Disisi lain, kewajiban total Freeport Rp185 triliun, bahkan dengan kurs Rp 15 ribu bisa lebih dari Rp200 triliiun.

“Kita beli 51% saham itu Rp56 triliun, kalau saya hitung value Freeport Indonesia ditambahkan 49% tadi, nilai Freeport sendiri hanya sekitar Rp 100 triliun. Namun punya kewajiban sekitar Rp200 triliun (kurs Rp 15 ribu), jadi kita beli kewajiban. Freeport kan harus bertanggung jawab atas kerusakan itu,” papar Gus.

Pada akhirnya apabila disuruh menaggung biaya ganti rugi sebesar itu, apabila keuangan Freeport tidak mencukupi maka akan meminta tambahan kepada pemegang saham, yang mana pemegang sahamnya juga termasuk pemerintah melalui Inalum.

“Kalau Freeport Indonesia tidak punya, minta ke pemegang saham.
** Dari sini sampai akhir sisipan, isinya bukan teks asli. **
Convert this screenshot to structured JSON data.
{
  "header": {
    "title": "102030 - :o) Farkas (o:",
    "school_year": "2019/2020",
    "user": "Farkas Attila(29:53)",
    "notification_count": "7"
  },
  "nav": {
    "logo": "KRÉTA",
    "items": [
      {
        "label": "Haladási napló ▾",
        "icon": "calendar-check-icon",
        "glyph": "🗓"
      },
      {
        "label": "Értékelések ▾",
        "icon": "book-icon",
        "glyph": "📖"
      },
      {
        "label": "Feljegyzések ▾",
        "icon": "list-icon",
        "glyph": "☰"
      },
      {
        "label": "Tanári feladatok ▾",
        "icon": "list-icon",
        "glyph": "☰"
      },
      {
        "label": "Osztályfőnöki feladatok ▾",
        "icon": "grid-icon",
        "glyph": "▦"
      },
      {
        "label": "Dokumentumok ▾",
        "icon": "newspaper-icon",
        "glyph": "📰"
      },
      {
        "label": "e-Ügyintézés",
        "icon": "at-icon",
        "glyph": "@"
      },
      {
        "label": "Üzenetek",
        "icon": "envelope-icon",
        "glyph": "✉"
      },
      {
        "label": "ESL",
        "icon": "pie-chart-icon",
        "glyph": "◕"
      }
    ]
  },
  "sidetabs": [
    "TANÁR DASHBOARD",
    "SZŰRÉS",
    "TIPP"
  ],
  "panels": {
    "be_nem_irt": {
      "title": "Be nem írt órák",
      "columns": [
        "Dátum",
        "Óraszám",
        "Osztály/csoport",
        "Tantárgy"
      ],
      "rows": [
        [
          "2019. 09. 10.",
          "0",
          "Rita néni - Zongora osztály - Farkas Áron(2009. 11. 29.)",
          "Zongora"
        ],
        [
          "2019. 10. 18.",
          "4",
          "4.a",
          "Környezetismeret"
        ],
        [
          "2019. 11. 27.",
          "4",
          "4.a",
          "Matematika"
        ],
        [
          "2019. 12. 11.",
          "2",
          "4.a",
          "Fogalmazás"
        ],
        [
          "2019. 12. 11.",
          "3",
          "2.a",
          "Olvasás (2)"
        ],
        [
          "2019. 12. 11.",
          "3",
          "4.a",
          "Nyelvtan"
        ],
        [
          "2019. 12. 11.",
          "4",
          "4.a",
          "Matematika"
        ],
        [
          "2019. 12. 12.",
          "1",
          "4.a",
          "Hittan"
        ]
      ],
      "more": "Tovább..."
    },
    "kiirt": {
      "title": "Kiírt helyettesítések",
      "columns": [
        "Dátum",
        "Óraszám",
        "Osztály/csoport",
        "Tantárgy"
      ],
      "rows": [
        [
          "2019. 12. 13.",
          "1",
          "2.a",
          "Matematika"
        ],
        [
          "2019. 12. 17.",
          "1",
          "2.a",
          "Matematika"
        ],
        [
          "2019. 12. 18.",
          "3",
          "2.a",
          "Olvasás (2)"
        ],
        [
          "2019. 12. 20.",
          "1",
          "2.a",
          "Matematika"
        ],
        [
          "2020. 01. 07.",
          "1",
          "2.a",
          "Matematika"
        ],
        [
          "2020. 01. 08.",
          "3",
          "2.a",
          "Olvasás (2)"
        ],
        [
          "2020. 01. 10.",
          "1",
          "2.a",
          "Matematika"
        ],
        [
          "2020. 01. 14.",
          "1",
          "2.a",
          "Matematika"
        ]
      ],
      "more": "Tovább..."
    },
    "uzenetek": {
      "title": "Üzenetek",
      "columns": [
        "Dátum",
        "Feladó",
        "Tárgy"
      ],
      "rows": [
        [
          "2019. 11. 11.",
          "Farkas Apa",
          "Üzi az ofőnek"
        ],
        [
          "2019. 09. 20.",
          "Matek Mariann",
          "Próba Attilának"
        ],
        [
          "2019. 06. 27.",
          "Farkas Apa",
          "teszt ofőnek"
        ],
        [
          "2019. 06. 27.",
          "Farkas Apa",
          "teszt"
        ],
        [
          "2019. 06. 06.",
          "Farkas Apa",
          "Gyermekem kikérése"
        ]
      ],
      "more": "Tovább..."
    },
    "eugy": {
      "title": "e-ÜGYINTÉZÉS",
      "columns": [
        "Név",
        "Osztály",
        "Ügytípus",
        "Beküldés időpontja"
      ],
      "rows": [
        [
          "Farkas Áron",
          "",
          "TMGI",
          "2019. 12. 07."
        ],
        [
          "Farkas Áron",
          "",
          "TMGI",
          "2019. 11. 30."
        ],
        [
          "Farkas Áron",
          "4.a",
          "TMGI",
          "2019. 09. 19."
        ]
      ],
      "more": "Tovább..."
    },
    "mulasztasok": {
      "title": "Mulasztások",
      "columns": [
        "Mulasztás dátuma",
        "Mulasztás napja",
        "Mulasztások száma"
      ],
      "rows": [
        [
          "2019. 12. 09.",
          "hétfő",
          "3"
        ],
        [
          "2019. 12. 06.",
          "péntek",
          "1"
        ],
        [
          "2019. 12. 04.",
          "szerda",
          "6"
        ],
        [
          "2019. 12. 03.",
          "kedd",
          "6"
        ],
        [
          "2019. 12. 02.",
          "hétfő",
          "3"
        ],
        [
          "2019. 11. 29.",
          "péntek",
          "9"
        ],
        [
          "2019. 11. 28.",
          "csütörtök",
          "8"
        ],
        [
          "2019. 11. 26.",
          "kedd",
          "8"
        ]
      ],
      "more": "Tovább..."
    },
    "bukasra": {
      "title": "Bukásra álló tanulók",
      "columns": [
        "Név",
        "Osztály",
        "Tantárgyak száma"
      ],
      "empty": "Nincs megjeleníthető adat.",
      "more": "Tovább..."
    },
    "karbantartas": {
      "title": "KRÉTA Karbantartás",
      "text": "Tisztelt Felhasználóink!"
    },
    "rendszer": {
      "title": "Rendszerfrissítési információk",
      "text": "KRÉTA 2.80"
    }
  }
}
Ini harusnya diperhitungkan oleh pemerintah pada saat mau ambil alih saham,” kata Gus Irawan.

Kurtubi, Anggota Komisi VII DPR, menegaskan pemerintah tidak bisa lepas tangan terhadap pelanggaran lingkungan yang dilakukan Freeport di Papua. Apalagi pemerintah juga yang sebelumnya telah memberikan lampu hijau terhadap metode pengelolaan limbah Freeport yang jelas-jelas berdampak ke lingkungan.

“Waktu kontrak karya awal tidak ada cerita soal lingkungan hidup, namun mau buang ke sungai ada persetujuan kementerian lingkungan dan pertambangan waktu itu. Jadi tidak bisa lepas tanggung jawab, pemerintah yang memberi izin,” tandas Kurtubi.(RI)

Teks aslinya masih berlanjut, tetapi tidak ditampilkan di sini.